Stratigraphic traps are common in the Neogene clastics of the Albanian Ionian zone, where molassic deposits unconformably overlie Oligocene flysch and carbonates (Patos-Marinza and Kucova). They are equally important in the Northern and Central Ionian regions. Further west, within the Paxi zone and on the Apulian Platform, the Italian analogs come into play, with karstic reservoirs (e.g. Rospo Mare), carbonate buildups (e.g. Giove) and shelf edge deposits (e.g. Falco), all proven plays.
The Southern Ionian and South of Crete regions are vast unexplored territories where several interesting features have been imaged for the first time. Amongst them are sub- Messinian anticlines and large anticlines within the Miocene sediments.

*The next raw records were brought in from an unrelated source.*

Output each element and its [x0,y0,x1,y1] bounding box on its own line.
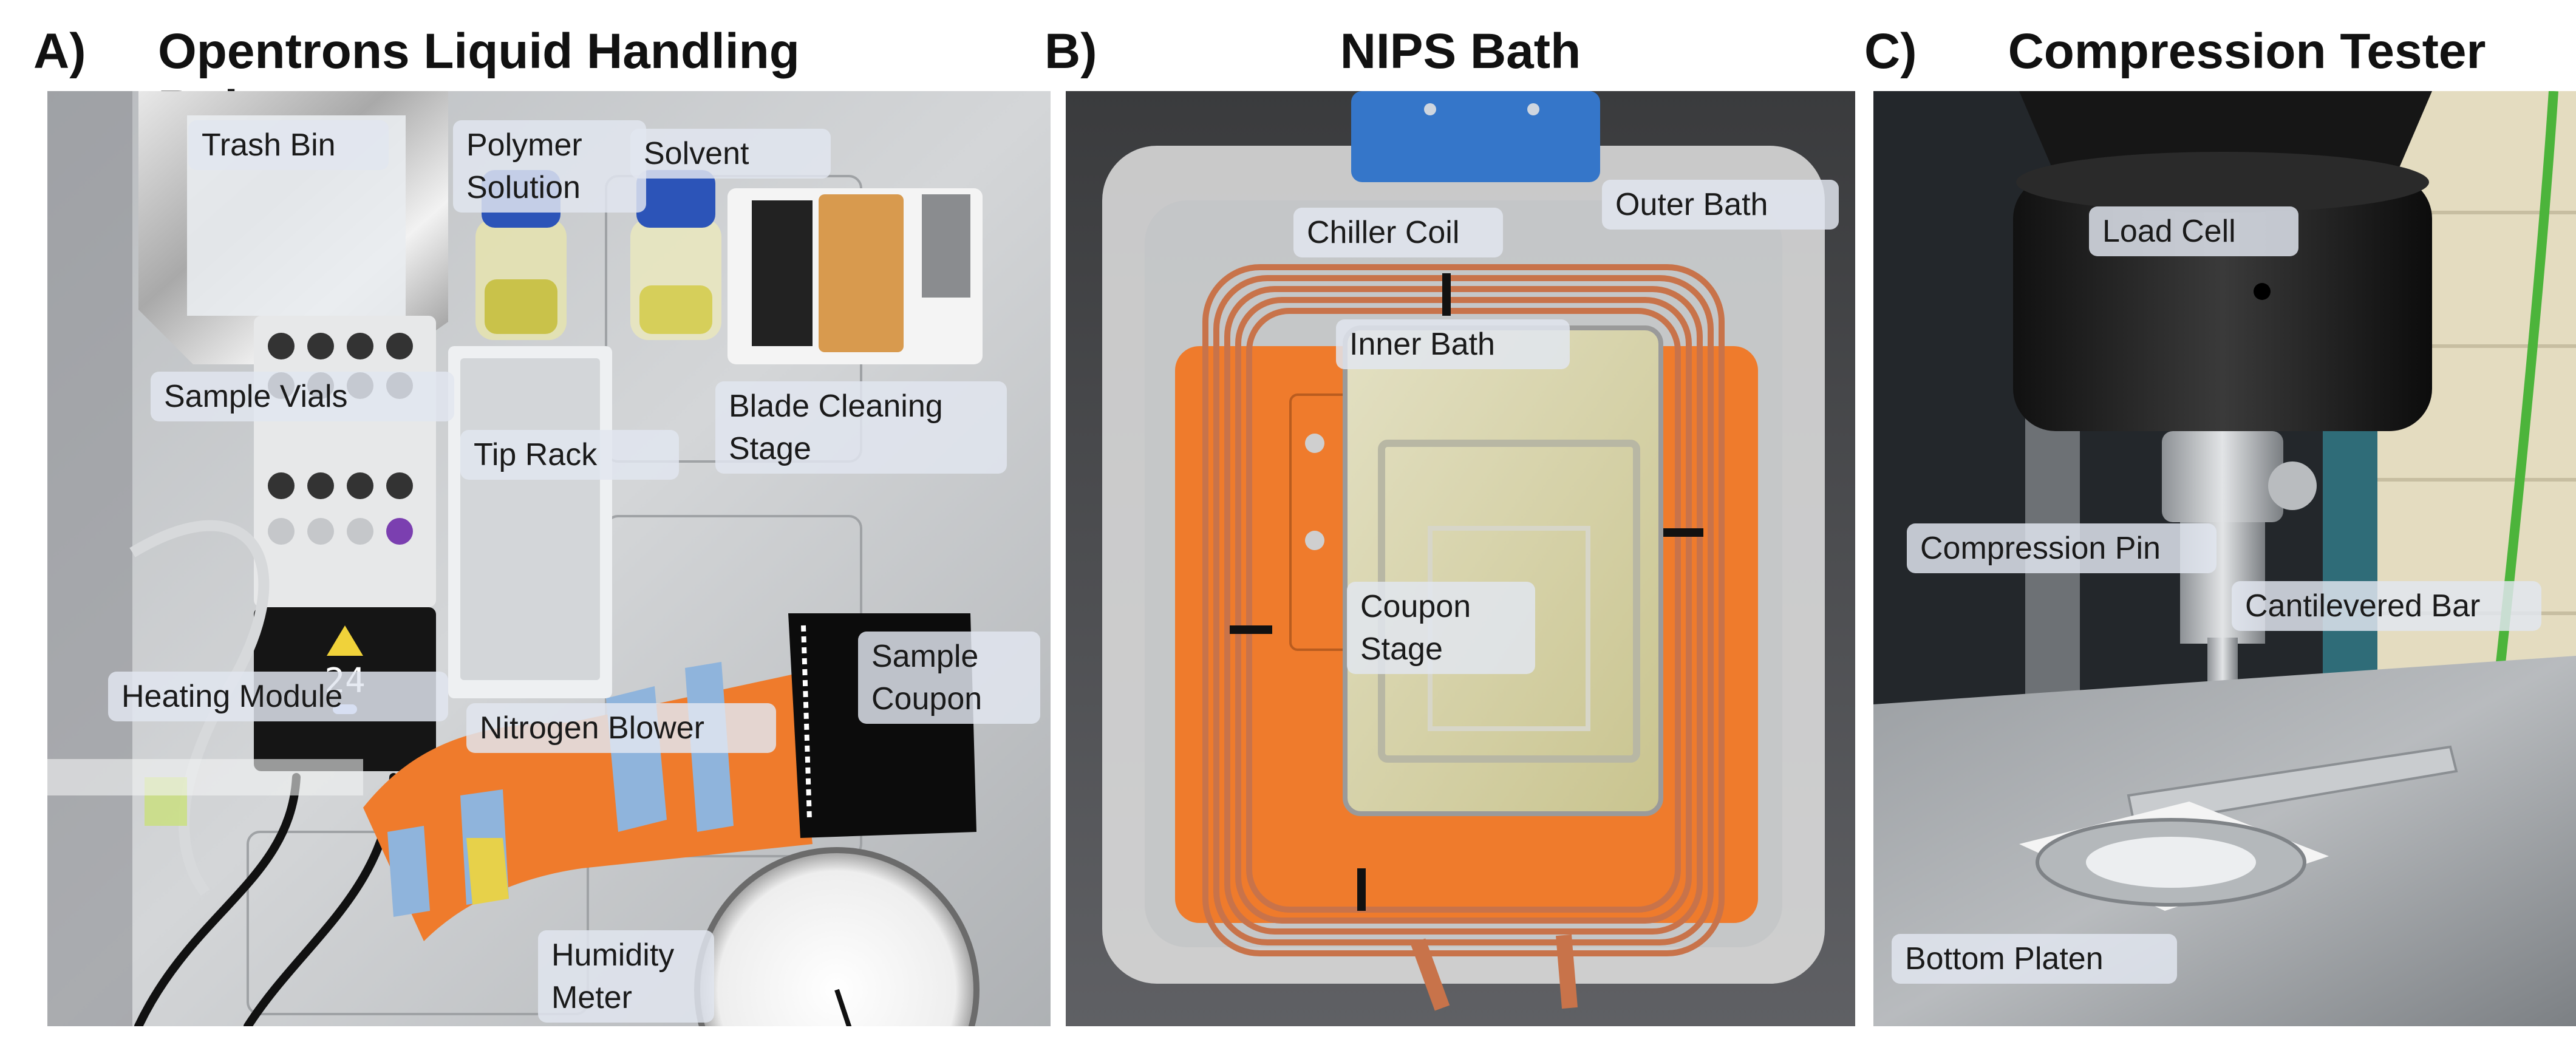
label-solvent: Solvent [630,129,831,179]
label-bottom-platen: Bottom Platen [1892,934,2177,984]
label-tip-rack: Tip Rack [460,430,679,480]
panel-b-photo: Chiller Coil Outer Bath Inner Bath Coupo… [1066,91,1855,1026]
panel-a-photo: 24 Trash Bin [47,91,1051,1026]
panel-b-title: NIPS Bath [1340,24,1581,79]
panel-c-title: Compression Tester [2008,24,2486,79]
label-coupon-stage: Coupon Stage [1347,582,1535,674]
chiller-head [1351,91,1600,182]
label-blade-cleaning-stage: Blade Cleaning Stage [715,381,1007,474]
label-cantilevered-bar: Cantilevered Bar [2232,581,2541,631]
label-chiller-coil: Chiller Coil [1293,208,1503,257]
label-sample-coupon: Sample Coupon [858,632,1040,724]
solvent-bottle [630,170,721,340]
label-sample-vials: Sample Vials [151,372,454,421]
panel-c-letter: C) [1864,24,1917,79]
label-outer-bath: Outer Bath [1602,180,1839,230]
panel-b-letter: B) [1044,24,1097,79]
sample-vials-block [254,316,436,607]
tip-rack [448,346,612,698]
label-trash-bin: Trash Bin [188,120,389,170]
label-polymer-solution: Polymer Solution [453,120,646,213]
inner-bath-container [1343,325,1663,816]
label-humidity-meter: Humidity Meter [538,930,714,1023]
label-compression-pin: Compression Pin [1907,523,2217,573]
panel-c-photo: Load Cell Compression Pin Cantilevered B… [1873,91,2576,1026]
opentrons-robot-photo: 24 [47,91,1051,1026]
label-heating-module: Heating Module [108,672,448,721]
blade-cleaning-stage [727,188,983,364]
label-inner-bath: Inner Bath [1336,319,1570,369]
label-load-cell: Load Cell [2089,206,2298,256]
label-nitrogen-blower: Nitrogen Blower [466,703,776,753]
panel-a-letter: A) [33,24,86,79]
chiller-coil-shape [1202,264,1725,956]
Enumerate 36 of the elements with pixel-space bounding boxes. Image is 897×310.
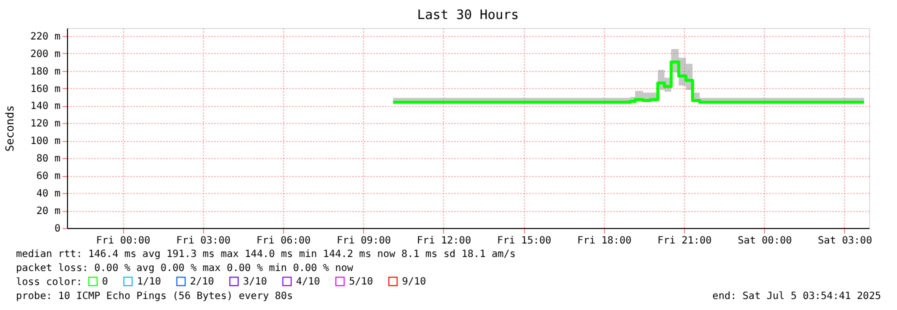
x-tick-label: Sat 03:00 — [818, 236, 872, 246]
x-tick-label: Fri 12:00 — [416, 236, 472, 246]
y-tick-label: 20 m — [36, 206, 60, 218]
y-tick-label: 160 m — [30, 84, 60, 95]
legend-title: loss color: — [16, 277, 82, 288]
text: end: Sat Jul 5 03:54:41 2025 — [712, 291, 881, 302]
x-tick-label: Fri 00:00 — [96, 236, 150, 246]
legend-label: 5/10 — [349, 276, 374, 288]
x-tick-label: Fri 06:00 — [256, 236, 311, 246]
text: packet loss: 0.00 % avg 0.00 % max 0.00 % min 0.00 % now — [16, 263, 354, 274]
y-tick-label: 180 m — [30, 66, 60, 78]
y-tick-label: 140 m — [30, 101, 60, 112]
legend-label: 1/10 — [137, 276, 162, 288]
y-tick-label: 0 — [54, 224, 60, 234]
x-tick-label: Fri 09:00 — [336, 236, 391, 246]
x-tick-label: Fri 15:00 — [497, 236, 552, 246]
legend-label: 2/10 — [190, 276, 214, 288]
legend-label: 4/10 — [296, 276, 320, 288]
x-tick-label: Sat 00:00 — [738, 236, 792, 246]
chart-title: Last 30 Hours — [417, 8, 519, 23]
y-tick-label: 120 m — [30, 118, 60, 130]
text: probe: 10 ICMP Echo Pings (56 Bytes) every 80s — [16, 291, 293, 302]
y-axis-title: Seconds — [4, 105, 16, 152]
legend-label: 0 — [102, 276, 108, 288]
y-tick-label: 100 m — [30, 136, 60, 148]
legend-label: 3/10 — [243, 276, 268, 288]
y-tick-label: 60 m — [36, 171, 60, 182]
x-tick-label: Fri 03:00 — [176, 236, 230, 246]
x-tick-label: Fri 18:00 — [577, 236, 632, 246]
text: median rtt: 146.4 ms avg 191.3 ms max 144.0 ms min 144.2 ms now 8.1 ms sd 18.1 am/s — [16, 249, 516, 260]
x-tick-label: Fri 21:00 — [658, 236, 712, 246]
y-tick-label: 200 m — [30, 48, 60, 60]
y-tick-label: 80 m — [36, 154, 60, 165]
y-tick-label: 220 m — [30, 31, 60, 42]
y-tick-label: 40 m — [36, 188, 60, 200]
legend-label: 9/10 — [402, 276, 426, 288]
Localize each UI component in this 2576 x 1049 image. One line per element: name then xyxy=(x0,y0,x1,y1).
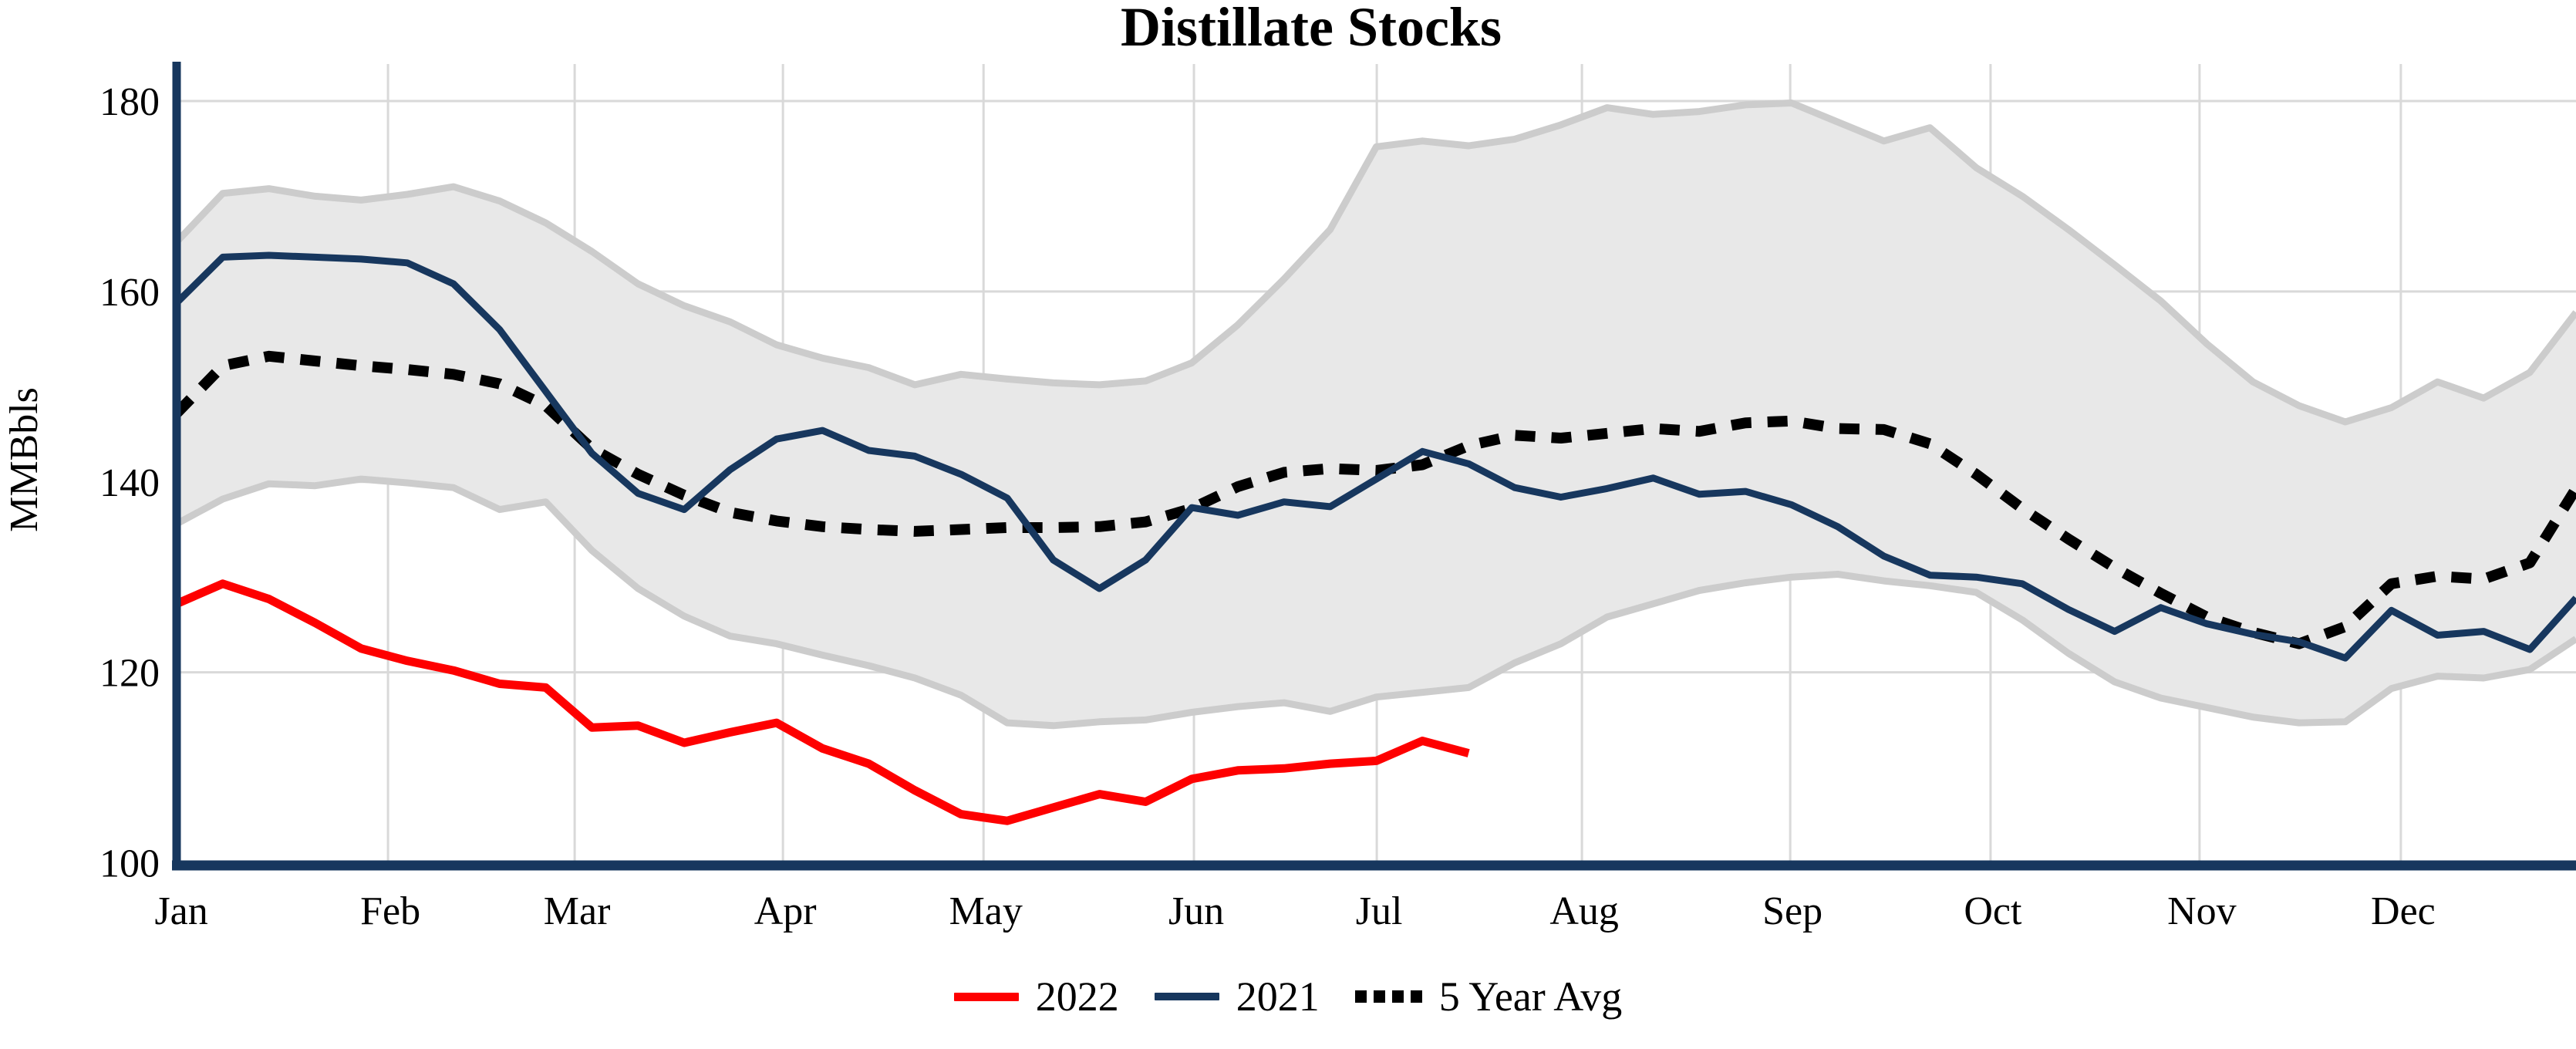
chart-title: Distillate Stocks xyxy=(1121,0,1502,58)
x-tick-label-nov: Nov xyxy=(2167,889,2237,933)
legend: 2022 2021 5 Year Avg xyxy=(0,973,2576,1020)
band-bottom-edge xyxy=(174,475,2576,730)
y-tick-label-100: 100 xyxy=(99,842,160,886)
y-tick-label-120: 120 xyxy=(99,652,160,696)
band-top-edge xyxy=(174,100,2576,426)
legend-item-2022: 2022 xyxy=(953,973,1119,1020)
legend-item-2021: 2021 xyxy=(1154,973,1320,1020)
y-tick-label-160: 160 xyxy=(99,271,160,315)
x-tick-label-dec: Dec xyxy=(2371,889,2436,933)
x-tick-label-jul: Jul xyxy=(1356,889,1403,933)
series-line-2022 xyxy=(174,579,1470,825)
x-tick-label-feb: Feb xyxy=(360,889,420,933)
series-line-2021 xyxy=(174,251,2576,662)
legend-swatch-dotted-line xyxy=(1354,990,1422,1003)
legend-label: 2021 xyxy=(1236,973,1320,1020)
x-tick-label-jan: Jan xyxy=(154,889,207,933)
x-tick-label-jun: Jun xyxy=(1168,889,1224,933)
x-tick-label-oct: Oct xyxy=(1964,889,2022,933)
five-year-range-band xyxy=(177,103,2576,726)
x-tick-label-sep: Sep xyxy=(1762,889,1822,933)
y-tick-label-140: 140 xyxy=(99,461,160,505)
legend-label: 5 Year Avg xyxy=(1438,973,1623,1020)
x-tick-label-mar: Mar xyxy=(544,889,611,933)
legend-label: 2022 xyxy=(1035,973,1119,1020)
legend-swatch-solid-line xyxy=(953,992,1019,1001)
x-tick-label-apr: Apr xyxy=(754,889,817,933)
legend-swatch-solid-line xyxy=(1154,993,1219,1000)
legend-item-5-year-avg: 5 Year Avg xyxy=(1354,973,1623,1020)
x-tick-label-aug: Aug xyxy=(1549,889,1619,933)
x-tick-label-may: May xyxy=(949,889,1023,933)
y-tick-label-180: 180 xyxy=(99,80,160,124)
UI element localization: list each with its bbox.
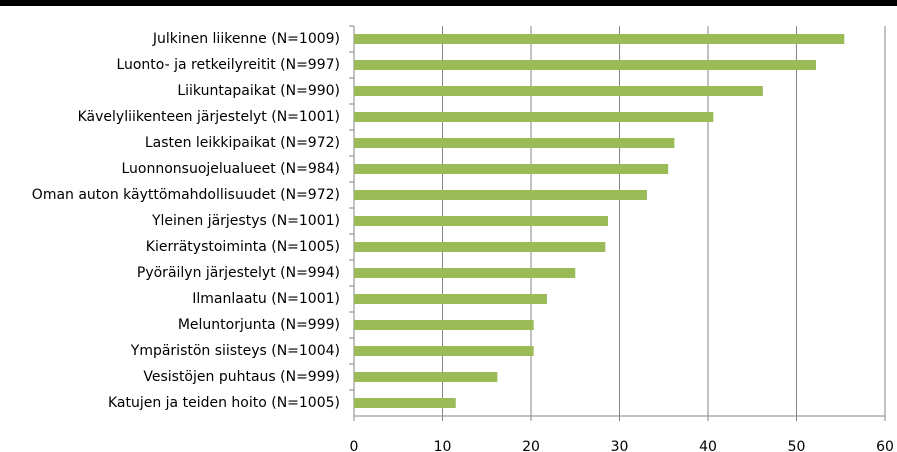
x-tick-label: 20 — [522, 439, 540, 452]
y-tick-label: Luonnonsuojelualueet (N=984) — [121, 161, 340, 177]
bar — [354, 372, 498, 382]
x-tick-label: 10 — [434, 439, 452, 452]
bar — [354, 320, 534, 330]
y-tick-label: Luonto- ja retkeilyreitit (N=997) — [116, 57, 340, 73]
y-tick-label: Pyöräilyn järjestelyt (N=994) — [137, 265, 340, 281]
y-tick-label: Oman auton käyttömahdollisuudet (N=972) — [32, 187, 340, 203]
x-tick-label: 0 — [350, 439, 359, 452]
bar — [354, 268, 576, 278]
y-tick-label: Liikuntapaikat (N=990) — [177, 83, 340, 99]
top-border — [0, 0, 897, 6]
y-tick-label: Ympäristön siisteys (N=1004) — [130, 343, 340, 359]
bar — [354, 294, 547, 304]
y-tick-label: Kävelyliikenteen järjestelyt (N=1001) — [78, 109, 340, 125]
bar — [354, 60, 816, 70]
x-tick-label: 30 — [611, 439, 629, 452]
y-tick-label: Lasten leikkipaikat (N=972) — [145, 135, 340, 151]
bar — [354, 190, 647, 200]
x-tick-label: 50 — [788, 439, 806, 452]
y-tick-label: Katujen ja teiden hoito (N=1005) — [108, 395, 340, 411]
bar — [354, 398, 456, 408]
bar — [354, 112, 714, 122]
bar — [354, 86, 763, 96]
y-tick-label: Ilmanlaatu (N=1001) — [192, 291, 340, 307]
x-tick-label: 40 — [699, 439, 717, 452]
bar — [354, 138, 675, 148]
bar — [354, 346, 534, 356]
bar — [354, 164, 669, 174]
x-tick-label: 60 — [876, 439, 894, 452]
y-tick-label: Meluntorjunta (N=999) — [178, 317, 340, 333]
bar — [354, 216, 608, 226]
y-tick-label: Julkinen liikenne (N=1009) — [152, 31, 340, 47]
bar — [354, 34, 845, 44]
bar — [354, 242, 606, 252]
y-tick-label: Kierrätystoiminta (N=1005) — [146, 239, 340, 255]
y-tick-label: Vesistöjen puhtaus (N=999) — [143, 369, 340, 385]
y-tick-label: Yleinen järjestys (N=1001) — [151, 213, 340, 229]
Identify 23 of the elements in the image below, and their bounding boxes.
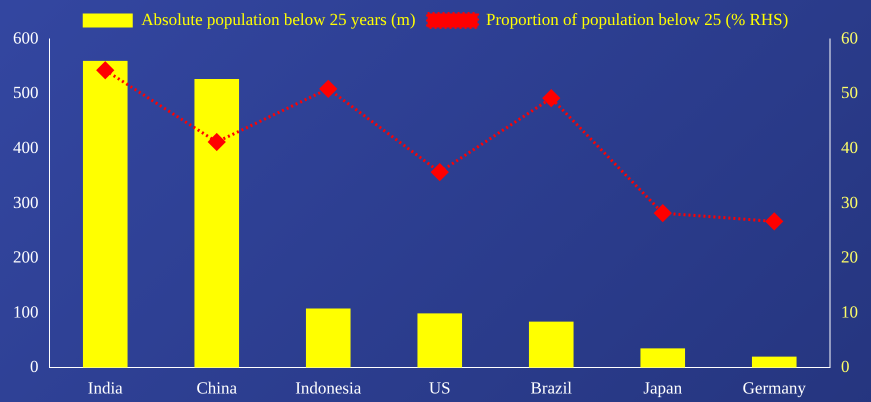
x-tick-label: Germany: [742, 378, 806, 398]
y-tick-label: 0: [30, 357, 38, 376]
x-tick-label: India: [88, 378, 124, 398]
y-tick-label: 600: [13, 28, 38, 48]
y-tick-label: 100: [13, 302, 38, 322]
y2-tick-label: 50: [841, 83, 858, 102]
y-tick-label: 400: [13, 138, 38, 157]
y-tick-label: 200: [13, 248, 38, 267]
y2-tick-label: 20: [841, 248, 858, 267]
y2-tick-label: 30: [841, 192, 858, 212]
x-tick-label: US: [428, 378, 451, 398]
y-tick-label: 300: [13, 192, 38, 212]
y2-tick-label: 40: [841, 138, 858, 157]
x-tick-label: Japan: [643, 378, 683, 398]
y2-tick-label: 10: [841, 302, 858, 322]
legend-label: Absolute population below 25 years (m): [141, 10, 416, 29]
x-tick-label: China: [196, 378, 238, 398]
x-tick-label: Indonesia: [295, 378, 362, 398]
x-tick-label: Brazil: [530, 378, 572, 398]
y2-tick-label: 0: [841, 357, 850, 376]
y-tick-label: 500: [13, 83, 38, 102]
legend-label: Proportion of population below 25 (% RHS): [486, 10, 788, 29]
y2-tick-label: 60: [841, 28, 858, 48]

There are three main play types in this area: the fold-and-thrust belt; anticlines related to strike-slip movements together with fault blocks related to normal fault activity; and the Mediterranean Ridge backthrust play. Identified hydrocarbon indicators include mud volcanoes and bottom simulating reflectors, the latter indicating the presence of gas hydrates.
Open Licensing Round
Greece is offering significant investment opportunities and attractive areas for exploration in the offshore license round, which is expected to close in July 2015. Twenty exploration blocks have been defined, the block sizes varying from approximately 2,000 km2 in the north up to 9,000 km2 in the south.
The initial exploration stage (divided into three phases), linked to a specific work program, is eight years, extendable under specific terms, whereas the exploitation period based on a development and production plan is 25 years, which can be extended. The lease agreement is based on a royalty and tax arrangement. Fiscal terms are attractive, with income tax of 20% and regional tax of only 5%. Block awards are expected to be announced in the third quarter of 2015.